Una possibilità che, in Italia, è presente da oltre cinquant’anni, per lo più a livello privato. La maggior parte degli ospedali italiani, a differenza di quelli americani o inglesi, pur avendo a disposizione il materiale divulgativo riguardo a questa tecnica, non è ancora attrezzata con il personale specifico per poterla fare regolarmente.

Quello che manca, infatti, è la possibilità di interazione tra psicologo e ostetrica in modo da unire la parte fisica del parto a quella emotiva.

Motivo per cui risulta ancora più importante seguire un corso di hypnobirthing insieme al proprio partner. Per renderlo parte integrante, attiva e di supporto durante il travaglio, le contrazioni e il parto stesso.

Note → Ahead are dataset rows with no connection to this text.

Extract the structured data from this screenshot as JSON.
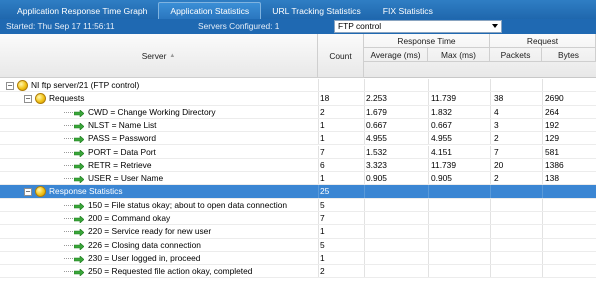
{
  "tabs": [
    {
      "label": "Application Response Time Graph",
      "active": false
    },
    {
      "label": "Application Statistics",
      "active": true
    },
    {
      "label": "URL Tracking Statistics",
      "active": false
    },
    {
      "label": "FIX Statistics",
      "active": false
    }
  ],
  "info": {
    "started": "Started: Thu Sep 17 11:56:11",
    "servers": "Servers Configured: 1",
    "filter_value": "FTP control"
  },
  "columns": {
    "server": "Server",
    "count": "Count",
    "response_time": "Response Time",
    "avg": "Average (ms)",
    "max": "Max (ms)",
    "request": "Request",
    "packets": "Packets",
    "bytes": "Bytes"
  },
  "rows": [
    {
      "level": 0,
      "type": "server",
      "name": "NI ftp server/21 (FTP control)",
      "count": "",
      "avg": "",
      "max": "",
      "packets": "",
      "bytes": "",
      "selected": false
    },
    {
      "level": 1,
      "type": "group",
      "name": "Requests",
      "count": "18",
      "avg": "2.253",
      "max": "11.739",
      "packets": "38",
      "bytes": "2690",
      "selected": false
    },
    {
      "level": 2,
      "type": "item",
      "name": "CWD = Change Working Directory",
      "count": "2",
      "avg": "1.679",
      "max": "1.832",
      "packets": "4",
      "bytes": "264",
      "selected": false
    },
    {
      "level": 2,
      "type": "item",
      "name": "NLST = Name List",
      "count": "1",
      "avg": "0.667",
      "max": "0.667",
      "packets": "3",
      "bytes": "192",
      "selected": false
    },
    {
      "level": 2,
      "type": "item",
      "name": "PASS = Password",
      "count": "1",
      "avg": "4.955",
      "max": "4.955",
      "packets": "2",
      "bytes": "129",
      "selected": false
    },
    {
      "level": 2,
      "type": "item",
      "name": "PORT = Data Port",
      "count": "7",
      "avg": "1.532",
      "max": "4.151",
      "packets": "7",
      "bytes": "581",
      "selected": false
    },
    {
      "level": 2,
      "type": "item",
      "name": "RETR = Retrieve",
      "count": "6",
      "avg": "3.323",
      "max": "11.739",
      "packets": "20",
      "bytes": "1386",
      "selected": false
    },
    {
      "level": 2,
      "type": "item",
      "name": "USER = User Name",
      "count": "1",
      "avg": "0.905",
      "max": "0.905",
      "packets": "2",
      "bytes": "138",
      "selected": false
    },
    {
      "level": 1,
      "type": "group",
      "name": "Response Statistics",
      "count": "25",
      "avg": "",
      "max": "",
      "packets": "",
      "bytes": "",
      "selected": true
    },
    {
      "level": 2,
      "type": "item",
      "name": "150 = File status okay; about to open data connection",
      "count": "5",
      "avg": "",
      "max": "",
      "packets": "",
      "bytes": "",
      "selected": false
    },
    {
      "level": 2,
      "type": "item",
      "name": "200 = Command okay",
      "count": "7",
      "avg": "",
      "max": "",
      "packets": "",
      "bytes": "",
      "selected": false
    },
    {
      "level": 2,
      "type": "item",
      "name": "220 = Service ready for new user",
      "count": "1",
      "avg": "",
      "max": "",
      "packets": "",
      "bytes": "",
      "selected": false
    },
    {
      "level": 2,
      "type": "item",
      "name": "226 = Closing data connection",
      "count": "5",
      "avg": "",
      "max": "",
      "packets": "",
      "bytes": "",
      "selected": false
    },
    {
      "level": 2,
      "type": "item",
      "name": "230 = User logged in, proceed",
      "count": "1",
      "avg": "",
      "max": "",
      "packets": "",
      "bytes": "",
      "selected": false
    },
    {
      "level": 2,
      "type": "item",
      "name": "250 = Requested file action okay, completed",
      "count": "2",
      "avg": "",
      "max": "",
      "packets": "",
      "bytes": "",
      "selected": false
    }
  ],
  "colors": {
    "tabbar": "#1f67ad",
    "selected_row": "#3b86d3",
    "header": "#ededed"
  },
  "icons": {
    "expander": "minus-box-icon",
    "status": "status-ball-icon",
    "item": "green-arrow-icon"
  }
}
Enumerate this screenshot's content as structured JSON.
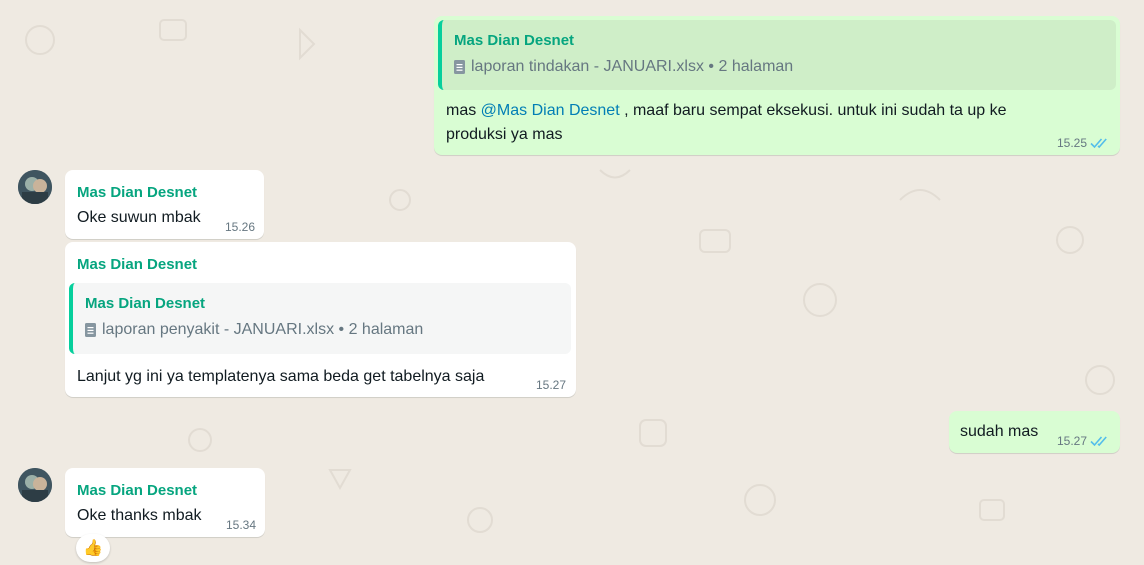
{
  "messages": {
    "m1": {
      "quote_sender": "Mas Dian Desnet",
      "quote_file": "laporan tindakan - JANUARI.xlsx • 2 halaman",
      "text_prefix": "mas ",
      "mention": "@Mas Dian Desnet",
      "text_line1_rest": " , maaf baru sempat eksekusi. untuk ini sudah ta up ke",
      "text_line2": "produksi ya mas",
      "time": "15.25"
    },
    "m2": {
      "sender": "Mas Dian Desnet",
      "text": "Oke suwun mbak",
      "time": "15.26"
    },
    "m3": {
      "sender": "Mas Dian Desnet",
      "quote_sender": "Mas Dian Desnet",
      "quote_file": "laporan penyakit - JANUARI.xlsx • 2 halaman",
      "text": "Lanjut yg ini ya templatenya sama beda get tabelnya saja",
      "time": "15.27"
    },
    "m4": {
      "text": "sudah mas",
      "time": "15.27"
    },
    "m5": {
      "sender": "Mas Dian Desnet",
      "text": "Oke thanks mbak",
      "time": "15.34",
      "reaction": "👍"
    }
  },
  "colors": {
    "background": "#efeae2",
    "incoming_bubble": "#ffffff",
    "outgoing_bubble": "#d9fdd3",
    "sender_name": "#06a57f",
    "mention": "#027eb5",
    "read_ticks": "#53bdeb"
  },
  "icons": {
    "file": "document-icon",
    "read_status": "double-check-icon",
    "avatar": "contact-avatar"
  }
}
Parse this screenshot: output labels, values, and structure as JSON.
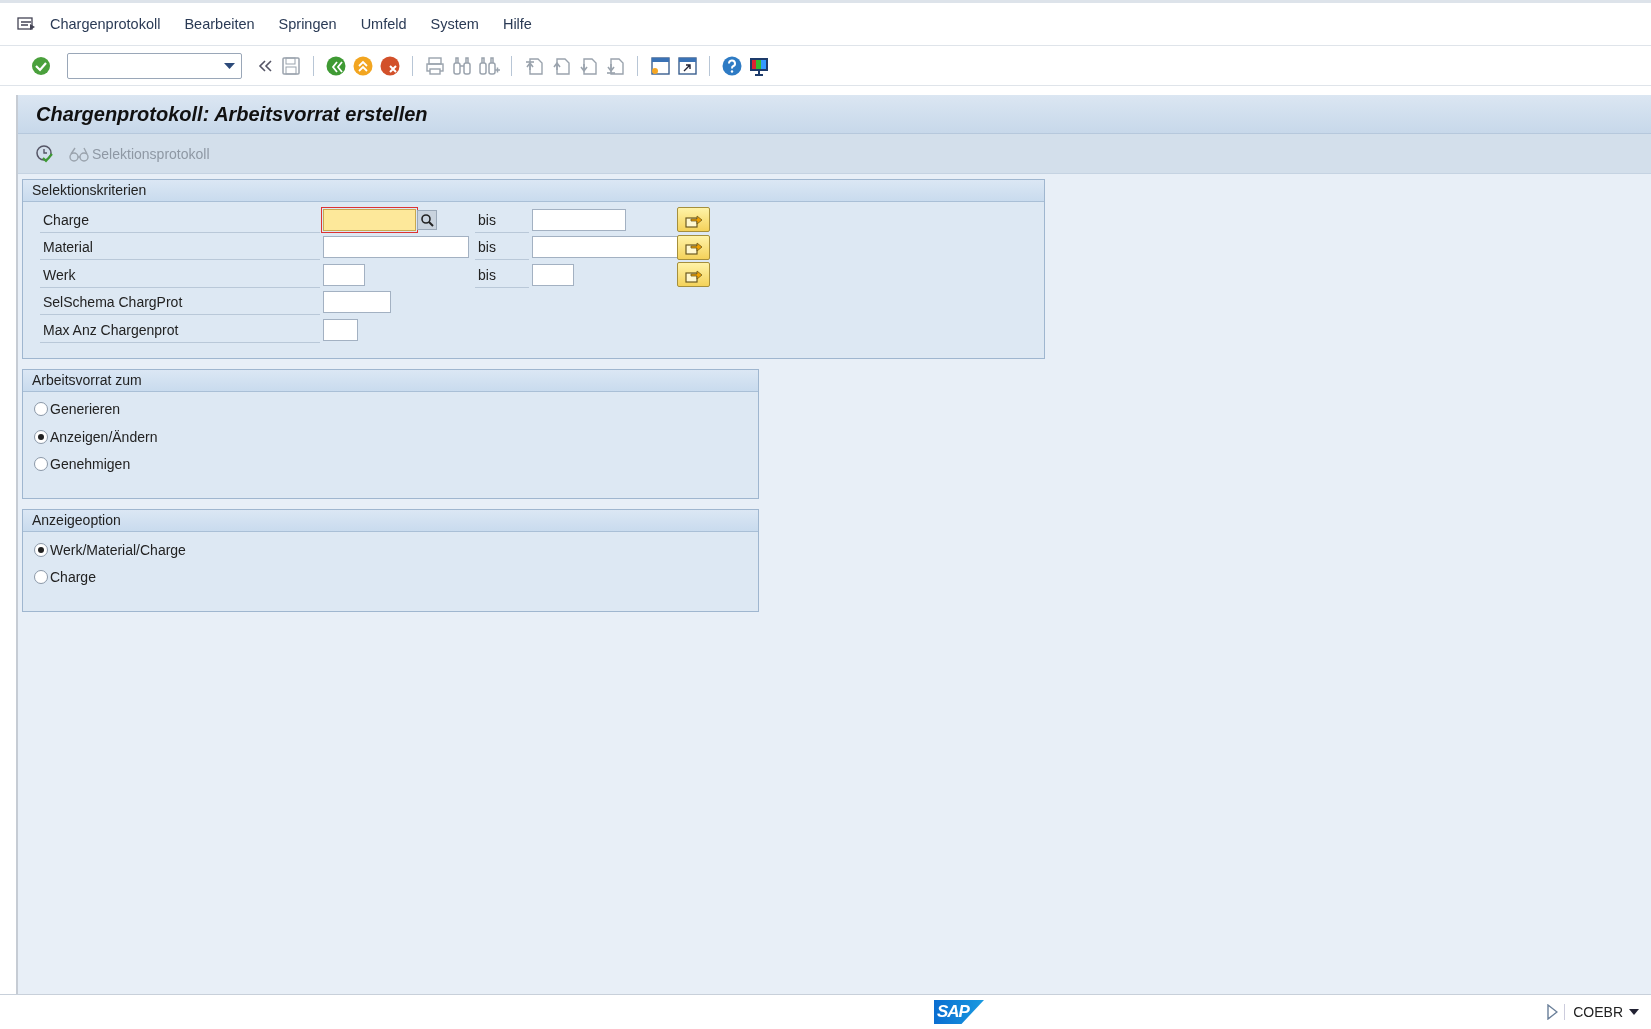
{
  "menu": [
    {
      "label": "Chargenprotokoll"
    },
    {
      "label": "Bearbeiten"
    },
    {
      "label": "Springen"
    },
    {
      "label": "Umfeld"
    },
    {
      "label": "System"
    },
    {
      "label": "Hilfe"
    }
  ],
  "title": "Chargenprotokoll: Arbeitsvorrat erstellen",
  "app_toolbar": {
    "label": "Selektionsprotokoll",
    "disabled": true
  },
  "selection": {
    "title": "Selektionskriterien",
    "rows": [
      {
        "label": "Charge",
        "kind": "range",
        "to_label": "bis",
        "focused": true,
        "search_help": true
      },
      {
        "label": "Material",
        "kind": "range",
        "to_label": "bis",
        "focused": false,
        "search_help": false
      },
      {
        "label": "Werk",
        "kind": "range",
        "to_label": "bis",
        "focused": false,
        "search_help": false
      },
      {
        "label": "SelSchema ChargProt",
        "kind": "single",
        "focused": false,
        "search_help": false
      },
      {
        "label": "Max Anz Chargenprot",
        "kind": "single",
        "focused": false,
        "search_help": false
      }
    ]
  },
  "radio_groups": [
    {
      "title": "Arbeitsvorrat zum",
      "options": [
        {
          "label": "Generieren",
          "selected": false
        },
        {
          "label": "Anzeigen/Ändern",
          "selected": true
        },
        {
          "label": "Genehmigen",
          "selected": false
        }
      ]
    },
    {
      "title": "Anzeigeoption",
      "options": [
        {
          "label": "Werk/Material/Charge",
          "selected": true
        },
        {
          "label": "Charge",
          "selected": false
        }
      ]
    }
  ],
  "status_bar": {
    "logo": "SAP",
    "system": "COEBR"
  }
}
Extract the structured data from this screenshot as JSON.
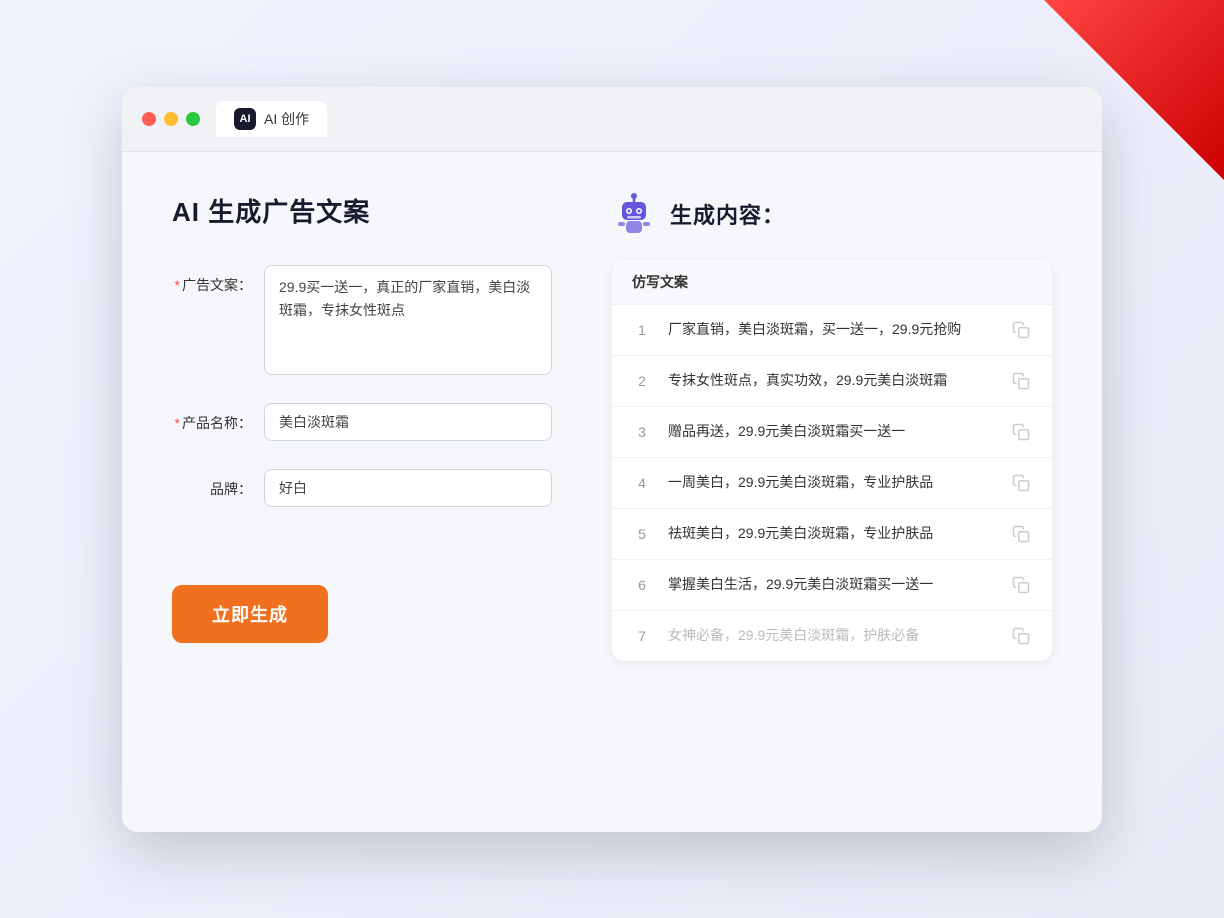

La pratica solitamente inizia intorno al terzo mese di gravidanza e prevede una serie di cinque incontri. Quello che davvero fa la differenza, poi, è l’allenamento personale delle diverse tecniche apprese.

Un modo da arrivare preparati in ospedale e affrontare il momento della nascita con un atteggiamento di positività. Condizione che, come detto, porta numerosi vantaggi alle neo mamme.

Storie e testimonianze di parto con ipnosi

Oltre alla testimonianza di donne famose come Kate Middleton o Gisele Bündchen, sono molte le donne che hanno beneficiato di questa tecnica.

Come riportato sul sito della dott.sa Ilaria Giangiordano, Hypnobirthing Italia, le storie di chi ha partorito aiutandosi con questo particolare metodo sono tutte estremamente positive.

Le diverse respirazioni mi hanno aiutata tanto in tutto. Ero rilassata e concentrata al punto che pensavo di sognare. Mi hanno messo solo 4 punti, di cui 2 interni. Sono tornata in camera sulle mie gambe col mio bimbo in braccio. È stata un’esperienza molto molto positiva. Soprattutto non medicalizzata, senza flebo o induzioni varie!

Un incoraggiamento reale verso chi volesse provare e vivere il parto in modo nuovo e consapevole. Storie di partecipazione attiva e di gioia, dal travaglio al parto.

È stata una grande vittoria per me poter contare solo sulle mie capacità. Ho messo in pratica ciò che per qualche mese ho studiato e su cui mi sono concentrata: la consapevolezza del corpo, il respiro e le visualizzazioni di un parto positivo. Ogni donna può farlo con le conoscenze giuste e una grande fiducia in se stessa.

Storie di accoglienza di un dolore naturale e che ogni donna è in grado di sostenere e affrontare nel migliore dei modi e senza paura. Soprattutto se correttamente consigliata e preparata a quello che avverrà, con serenità e fiducia nelle proprie capacità e nel proprio essere.